With Obamacare, the next occupant of the White House will preside over a continual tweaking of health-care rules and payments that will have more consequence for the insurance industry than ever. Congress and the next administration will also be facing the big decision of whether to retain an excise tax on high-cost insurance plans, which is supposed to go into effect in 2017. AHIP is already lobbying to repeal it.
Richard Kirsch, the former director of Health Care for America Now, which lobbied for universal coverage, said he isn’t kept awake nights by Dewey Square’s connections to the insurance lobby. Just because the firm was doing the industry’s bidding when it was being paid doesn’t mean its principals would take up the industry’s cause if they ended up in a Hillary Clinton administration, he said.
Kirsch said he and other policy advocates are more worried about Obama officials like Tavenner, the former Medicare and Medicaid chief, who have moved into the industry.

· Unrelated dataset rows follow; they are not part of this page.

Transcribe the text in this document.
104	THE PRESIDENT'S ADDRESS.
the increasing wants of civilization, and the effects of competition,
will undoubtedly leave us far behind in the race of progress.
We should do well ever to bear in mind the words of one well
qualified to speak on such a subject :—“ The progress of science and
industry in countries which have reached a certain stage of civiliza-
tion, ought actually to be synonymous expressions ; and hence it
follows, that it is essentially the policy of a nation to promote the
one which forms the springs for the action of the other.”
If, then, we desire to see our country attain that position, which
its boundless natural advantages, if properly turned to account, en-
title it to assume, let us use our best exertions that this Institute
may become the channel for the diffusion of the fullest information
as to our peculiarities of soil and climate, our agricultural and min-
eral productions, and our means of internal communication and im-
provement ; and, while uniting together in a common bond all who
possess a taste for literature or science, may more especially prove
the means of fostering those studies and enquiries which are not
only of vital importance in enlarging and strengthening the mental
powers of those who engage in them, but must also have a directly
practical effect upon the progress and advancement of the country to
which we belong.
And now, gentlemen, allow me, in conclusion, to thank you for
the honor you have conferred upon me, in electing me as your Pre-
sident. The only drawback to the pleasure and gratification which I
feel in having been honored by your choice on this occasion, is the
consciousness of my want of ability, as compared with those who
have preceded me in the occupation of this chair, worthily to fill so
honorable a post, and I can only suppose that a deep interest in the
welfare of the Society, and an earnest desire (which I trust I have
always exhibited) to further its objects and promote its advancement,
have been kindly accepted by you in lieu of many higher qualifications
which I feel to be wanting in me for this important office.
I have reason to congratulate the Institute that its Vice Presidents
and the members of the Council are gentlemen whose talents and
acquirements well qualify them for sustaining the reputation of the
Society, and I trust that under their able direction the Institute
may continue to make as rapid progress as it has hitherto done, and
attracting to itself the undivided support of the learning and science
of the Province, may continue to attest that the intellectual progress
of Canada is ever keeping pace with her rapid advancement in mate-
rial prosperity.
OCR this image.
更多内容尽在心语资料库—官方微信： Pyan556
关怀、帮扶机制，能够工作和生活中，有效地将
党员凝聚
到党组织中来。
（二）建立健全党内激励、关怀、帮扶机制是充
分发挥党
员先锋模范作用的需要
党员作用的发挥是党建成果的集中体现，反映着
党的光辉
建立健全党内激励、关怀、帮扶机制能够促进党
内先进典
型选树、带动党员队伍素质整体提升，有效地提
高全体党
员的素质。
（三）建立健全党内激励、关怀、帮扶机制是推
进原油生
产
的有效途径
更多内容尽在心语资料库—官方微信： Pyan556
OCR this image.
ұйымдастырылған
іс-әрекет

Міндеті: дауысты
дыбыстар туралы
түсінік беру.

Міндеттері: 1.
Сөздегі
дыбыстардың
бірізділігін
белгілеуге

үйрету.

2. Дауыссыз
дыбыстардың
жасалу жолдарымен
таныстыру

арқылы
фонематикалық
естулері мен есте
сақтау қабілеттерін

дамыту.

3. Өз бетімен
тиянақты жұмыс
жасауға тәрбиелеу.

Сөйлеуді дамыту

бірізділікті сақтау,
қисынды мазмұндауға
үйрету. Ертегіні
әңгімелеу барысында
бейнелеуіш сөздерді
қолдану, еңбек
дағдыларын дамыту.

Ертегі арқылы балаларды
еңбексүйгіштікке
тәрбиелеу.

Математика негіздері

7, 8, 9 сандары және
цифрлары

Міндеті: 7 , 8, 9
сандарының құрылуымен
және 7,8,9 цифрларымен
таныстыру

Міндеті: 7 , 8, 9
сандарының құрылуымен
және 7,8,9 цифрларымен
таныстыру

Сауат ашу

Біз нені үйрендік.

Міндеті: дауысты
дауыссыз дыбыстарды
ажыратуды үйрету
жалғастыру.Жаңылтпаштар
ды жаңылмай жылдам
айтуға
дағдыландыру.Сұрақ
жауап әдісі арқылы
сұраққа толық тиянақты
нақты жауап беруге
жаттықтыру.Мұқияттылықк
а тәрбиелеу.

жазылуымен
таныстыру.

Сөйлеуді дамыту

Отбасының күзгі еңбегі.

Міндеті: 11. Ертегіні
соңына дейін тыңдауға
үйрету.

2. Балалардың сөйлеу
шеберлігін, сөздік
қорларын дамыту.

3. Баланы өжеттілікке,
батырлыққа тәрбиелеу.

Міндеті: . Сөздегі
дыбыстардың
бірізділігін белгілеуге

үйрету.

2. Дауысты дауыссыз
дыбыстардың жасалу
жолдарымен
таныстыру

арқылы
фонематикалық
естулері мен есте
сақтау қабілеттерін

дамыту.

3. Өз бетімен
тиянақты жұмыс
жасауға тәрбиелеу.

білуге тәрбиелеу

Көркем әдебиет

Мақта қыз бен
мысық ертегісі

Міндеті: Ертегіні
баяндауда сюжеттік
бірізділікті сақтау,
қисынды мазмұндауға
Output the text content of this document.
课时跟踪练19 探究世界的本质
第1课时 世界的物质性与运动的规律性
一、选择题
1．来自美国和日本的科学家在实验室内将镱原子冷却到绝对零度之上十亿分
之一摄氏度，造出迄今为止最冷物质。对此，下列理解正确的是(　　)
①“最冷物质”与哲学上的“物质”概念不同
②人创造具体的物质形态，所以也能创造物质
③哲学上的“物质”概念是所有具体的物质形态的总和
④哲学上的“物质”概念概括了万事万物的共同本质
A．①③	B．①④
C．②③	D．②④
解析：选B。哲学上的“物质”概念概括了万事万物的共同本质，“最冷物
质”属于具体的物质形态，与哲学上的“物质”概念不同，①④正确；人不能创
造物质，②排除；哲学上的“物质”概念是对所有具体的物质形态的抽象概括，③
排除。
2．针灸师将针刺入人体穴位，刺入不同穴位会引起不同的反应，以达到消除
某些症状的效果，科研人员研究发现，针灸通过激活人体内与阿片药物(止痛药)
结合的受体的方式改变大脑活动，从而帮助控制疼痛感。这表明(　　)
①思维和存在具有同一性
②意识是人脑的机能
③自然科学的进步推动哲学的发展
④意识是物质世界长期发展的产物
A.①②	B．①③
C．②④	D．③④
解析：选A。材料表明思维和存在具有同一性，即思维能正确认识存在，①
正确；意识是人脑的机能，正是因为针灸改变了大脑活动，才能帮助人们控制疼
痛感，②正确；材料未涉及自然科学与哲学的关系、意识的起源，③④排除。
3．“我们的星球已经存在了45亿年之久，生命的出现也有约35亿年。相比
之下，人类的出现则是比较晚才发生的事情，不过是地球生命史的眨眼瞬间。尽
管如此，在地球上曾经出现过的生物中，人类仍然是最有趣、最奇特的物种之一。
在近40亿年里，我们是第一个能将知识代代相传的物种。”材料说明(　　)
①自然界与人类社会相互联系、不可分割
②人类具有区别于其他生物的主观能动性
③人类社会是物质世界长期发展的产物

Clare Krusing, a spokeswoman for the insurance lobby, said the hiring of an Obama official as chief executive doesn’t reflect a change in the group’s strategy. “This isn’t a shift or an evolution,” she said. “How you move forward in a way that creates and delivers affordable choice for consumers has always been our focus.”
To Kirsch, though, Tavenner’s connections raise the prospect of unfair influence even though government ethics rules forbid her from directly lobbying the administration over the next two years.
“It’s a huge conflict and a great example of revolving door,” Kirsch said.